--- title: vision.transform keywords: fastai sidebar: home_sidebar summary: "List of transforms for data augmentation in CV" ---

Image transforms

fastai provides a complete image transformation library written from scratch in PyTorch. Although the main purpose of the library is for data augmentation when training computer vision models, you can also use it for more general image transformation purposes. Before we get in to the detail of the full API, we'll look at a quick overview of the data augmentation pieces that you'll almost certainly need to use.

Data augmentation

Data augmentation is perhaps the most important regularization technique when training a model for Computer Vision: instead of feeding the model with the same pictures every time, we do small random transformations (a bit of rotation, zoom, translation, etc...) that don't change what's inside the image (for the human eye) but change its pixel values. Models trained with data augmentation will then generalize better.

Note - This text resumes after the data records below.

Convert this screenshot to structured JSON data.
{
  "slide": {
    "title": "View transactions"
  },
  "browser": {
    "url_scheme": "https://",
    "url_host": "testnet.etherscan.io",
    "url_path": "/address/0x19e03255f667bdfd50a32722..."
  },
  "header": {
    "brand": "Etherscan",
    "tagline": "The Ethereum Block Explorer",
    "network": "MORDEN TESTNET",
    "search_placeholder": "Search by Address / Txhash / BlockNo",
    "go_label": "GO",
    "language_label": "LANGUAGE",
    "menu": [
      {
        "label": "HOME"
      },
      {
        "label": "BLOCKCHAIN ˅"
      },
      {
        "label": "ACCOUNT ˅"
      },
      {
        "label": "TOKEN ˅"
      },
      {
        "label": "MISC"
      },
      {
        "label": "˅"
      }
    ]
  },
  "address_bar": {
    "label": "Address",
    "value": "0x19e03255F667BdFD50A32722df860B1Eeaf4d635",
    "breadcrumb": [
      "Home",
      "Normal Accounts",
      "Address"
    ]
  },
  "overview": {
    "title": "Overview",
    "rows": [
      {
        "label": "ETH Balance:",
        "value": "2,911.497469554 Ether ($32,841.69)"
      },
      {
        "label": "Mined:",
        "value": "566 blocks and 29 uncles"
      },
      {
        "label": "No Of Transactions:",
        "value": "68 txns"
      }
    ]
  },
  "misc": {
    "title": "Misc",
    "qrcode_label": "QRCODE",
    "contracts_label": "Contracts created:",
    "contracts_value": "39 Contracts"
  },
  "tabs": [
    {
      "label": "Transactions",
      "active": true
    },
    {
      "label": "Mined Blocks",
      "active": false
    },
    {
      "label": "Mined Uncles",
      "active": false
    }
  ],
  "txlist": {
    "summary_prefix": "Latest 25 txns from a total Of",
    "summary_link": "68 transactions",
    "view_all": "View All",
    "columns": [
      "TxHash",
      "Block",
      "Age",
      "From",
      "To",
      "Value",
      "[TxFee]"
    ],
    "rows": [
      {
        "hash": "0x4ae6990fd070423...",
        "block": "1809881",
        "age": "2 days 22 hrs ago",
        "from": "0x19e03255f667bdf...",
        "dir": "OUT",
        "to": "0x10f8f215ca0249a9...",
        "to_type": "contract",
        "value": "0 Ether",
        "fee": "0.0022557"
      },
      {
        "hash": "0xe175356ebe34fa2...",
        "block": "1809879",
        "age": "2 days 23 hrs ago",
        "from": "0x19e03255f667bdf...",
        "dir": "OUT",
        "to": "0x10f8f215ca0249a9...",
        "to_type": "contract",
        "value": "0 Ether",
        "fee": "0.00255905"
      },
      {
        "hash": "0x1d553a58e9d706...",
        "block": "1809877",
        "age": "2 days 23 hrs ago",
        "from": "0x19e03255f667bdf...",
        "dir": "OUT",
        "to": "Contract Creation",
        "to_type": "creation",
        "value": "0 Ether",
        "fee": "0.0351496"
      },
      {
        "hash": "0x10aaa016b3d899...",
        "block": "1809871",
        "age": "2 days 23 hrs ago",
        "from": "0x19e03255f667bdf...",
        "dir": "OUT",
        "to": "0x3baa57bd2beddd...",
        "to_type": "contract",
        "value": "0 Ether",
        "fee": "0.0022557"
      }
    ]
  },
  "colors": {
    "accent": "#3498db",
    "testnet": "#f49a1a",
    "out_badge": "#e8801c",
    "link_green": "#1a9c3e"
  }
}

To get a set of transforms with default values that work pretty well in a wide range of tasks, it's often easiest to use get_transforms. Depending on the nature of the images in your data, you may want to adjust a few arguments, the most important being:

  • do_flip: if True the image is randomly flipped (default beheavior)
  • flip_vert: limit the flips to horizontal flips (when False) or to horizontal and vertical flips as well as 90-degrees rotations (when True)

get_transforms returns a tuple of two list of transforms: one for the training set and one for the validation set (we don't want to modify the pictures in the validation set, so the second list of transforms is limited to resizing the pictures). This can be then passed directly to define a DataBunch object (see below) which is then associated with a model to begin training.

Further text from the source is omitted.